Роман, востребованный временем!

1 168


Александр Леонидов (Филиппов) писал свой роман "КЛЮЧ ОТ НИЧЕГО" в 2019 году, с претензией на пророчество. И, надо отметить, что актуальность высказанных там идей возрастает уже не год от года, а месяц от месяца. Судить о публикации "Романа-газеты" мы предоставляем вам по приводимым, на наш взгляд, знаковым отрывкам из романа, сегодня куда более актуальным, чем в год их написания, а внизу приводим ссылку, по которой можно прочесть всем желающим весь текст романа. 

(..........................)

… Но меня мало волнует благодарность покойного, больше волнует меня другое, господа офицеры…

– Что именно? – поднял чуткую бровь Премьер.

– Что дальше?

– Ну, господин Совенко… Америка видела капитализм без России, а мы его видим с Россией в центре. Других расхождений у нас с ней нет!

-Но чтобы закопать друг друга – хватит и этого?!

-Думаю, да. Одного этого вполне хватит…

-Но я бы хотел – «расчехлился» Совенко - чтобы расхождений с Западом у нас было побольше.

-Об этом, Виталий Терентьевич, мы с вами поговорим после победы.
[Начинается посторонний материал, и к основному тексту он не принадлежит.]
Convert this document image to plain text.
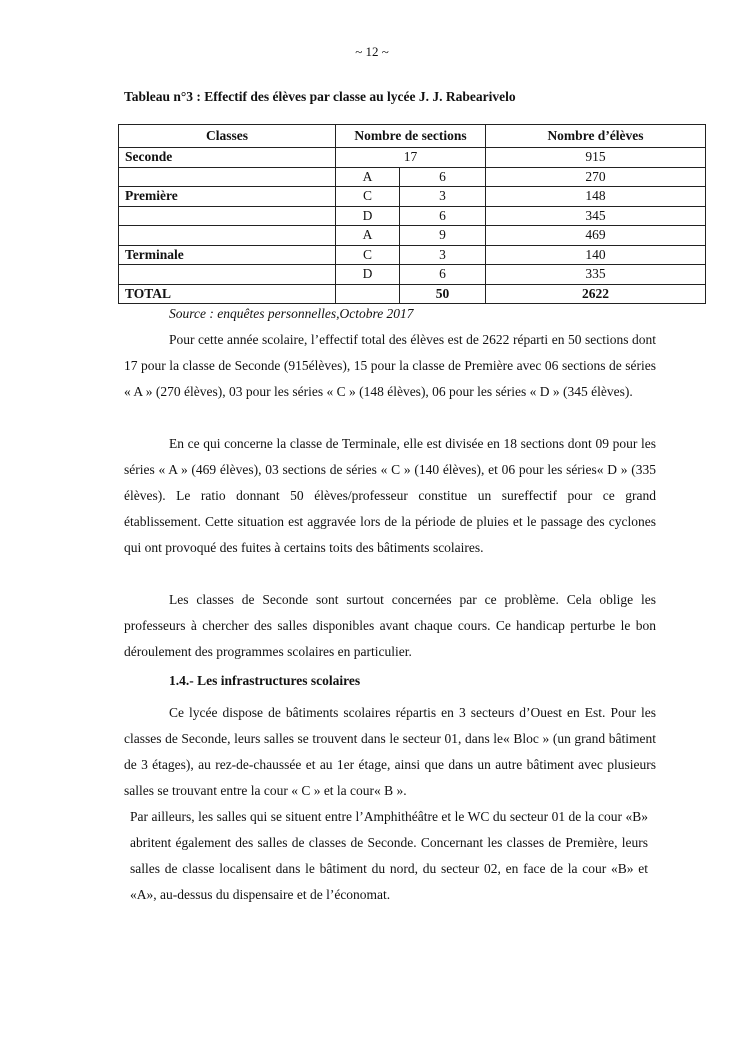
~ 12 ~
Tableau n°3 : Effectif des élèves par classe au lycée J. J. Rabearivelo
Classes	Nombre de sections		Nombre d’élèves
Seconde	17		915
	A	6	270
Première	C	3	148
	D	6	345
	A	9	469
Terminale	C	3	140
	D	6	335
TOTAL		50	2622
Source : enquêtes personnelles,Octobre 2017

Pour cette année scolaire, l’effectif total des élèves est de 2622 réparti en 50 sections dont 17 pour la classe de Seconde (915élèves), 15 pour la classe de Première avec 06 sections de séries « A » (270 élèves), 03 pour les séries « C » (148 élèves), 06 pour les séries « D » (345 élèves).

En ce qui concerne la classe de Terminale, elle est divisée en 18 sections dont 09 pour les séries « A » (469 élèves), 03 sections de séries « C » (140 élèves), et 06 pour les séries« D » (335 élèves). Le ratio donnant 50 élèves/professeur constitue un sureffectif pour ce grand établissement. Cette situation est aggravée lors de la période de pluies et le passage des cyclones qui ont provoqué des fuites à certains toits des bâtiments scolaires.

Les classes de Seconde sont surtout concernées par ce problème. Cela oblige les professeurs à chercher des salles disponibles avant chaque cours. Ce handicap perturbe le bon déroulement des programmes scolaires en particulier.

1.4.- Les infrastructures scolaires

Ce lycée dispose de bâtiments scolaires répartis en 3 secteurs d’Ouest en Est. Pour les classes de Seconde, leurs salles se trouvent dans le secteur 01, dans le« Bloc » (un grand bâtiment de 3 étages), au rez-de-chaussée et au 1er étage, ainsi que dans un autre bâtiment avec plusieurs salles se trouvant entre la cour « C » et la cour« B ».

Par ailleurs, les salles qui se situent entre l’Amphithéâtre et le WC du secteur 01 de la cour «B» abritent également des salles de classes de Seconde. Concernant les classes de Première, leurs salles de classe localisent dans le bâtiment du nord, du secteur 02, en face de la cour «B» et «A», au-dessus du dispensaire et de l’économat.
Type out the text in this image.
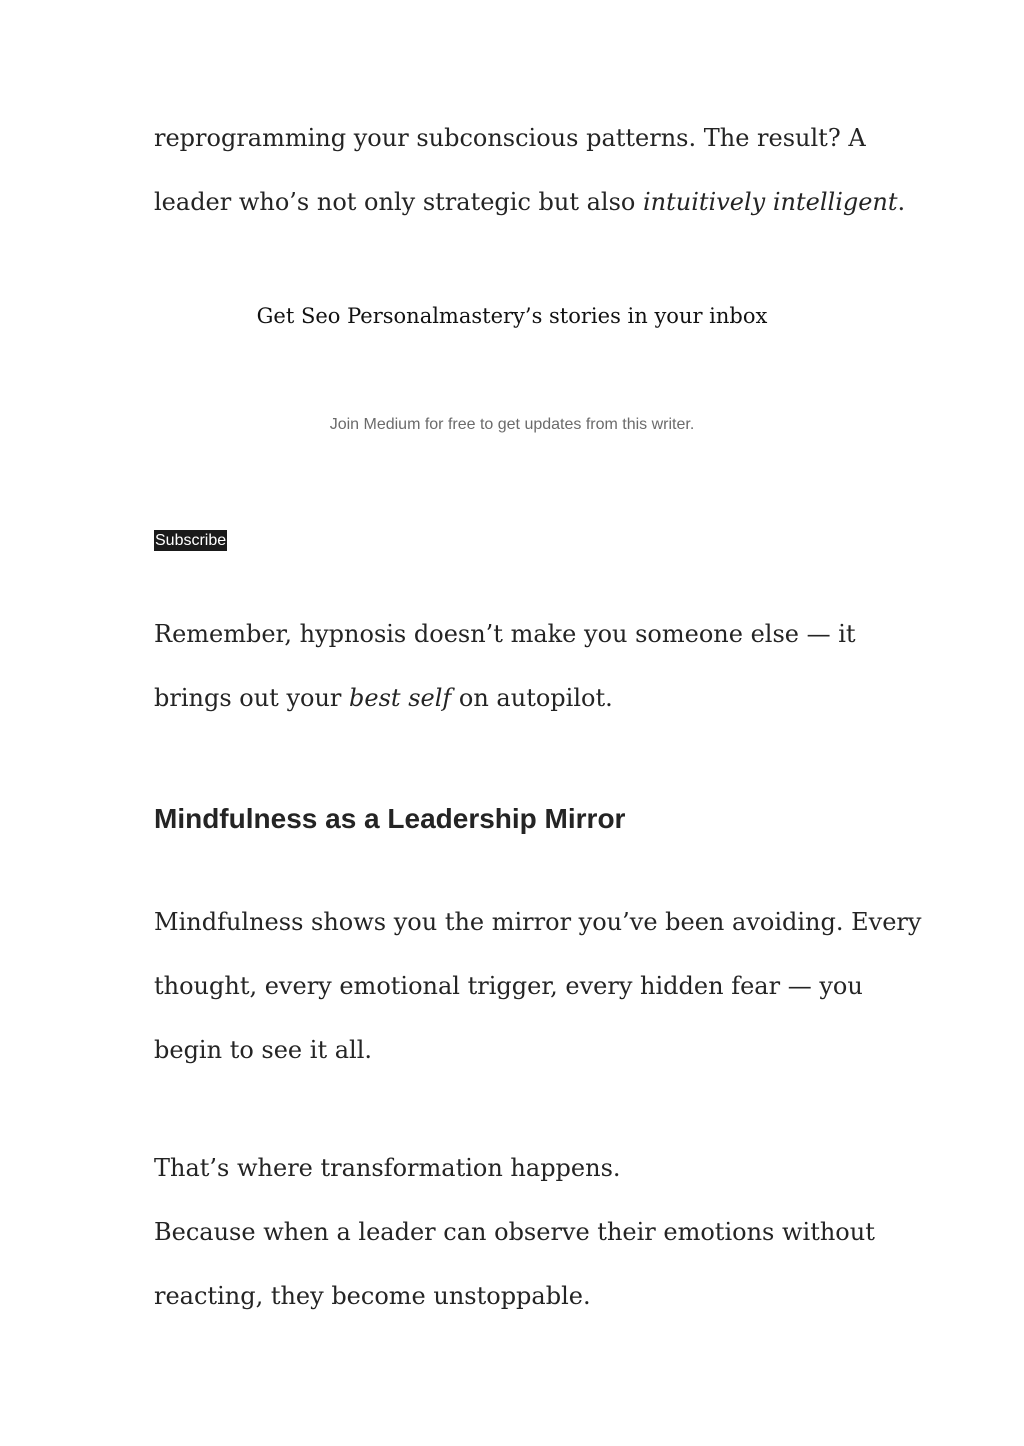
reprogramming your subconscious patterns. The result? A
leader who’s not only strategic but also intuitively intelligent.
Get Seo Personalmastery’s stories in your inbox
Join Medium for free to get updates from this writer.
Subscribe
Remember, hypnosis doesn’t make you someone else — it
brings out your best self on autopilot.
Mindfulness as a Leadership Mirror
Mindfulness shows you the mirror you’ve been avoiding. Every
thought, every emotional trigger, every hidden fear — you
begin to see it all.
That’s where transformation happens.
Because when a leader can observe their emotions without
reacting, they become unstoppable.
И если живы останемся…

(…)

– Лишнее мне ни к чему, господин Президент. Я старый. Я думаю, мне этих до конца хватит. Я скоро умру. Может быть, это и хорошо, что скоро. Не хочу пережить свою страну…

– Неужели вы в вашем возрасте считаете, что можете Россию пережить?! – Президент всё ещё шутил балагурливо, но нотки балагурства стали заметно жёстче.

– Я глава корпорации. Обязан уметь считать.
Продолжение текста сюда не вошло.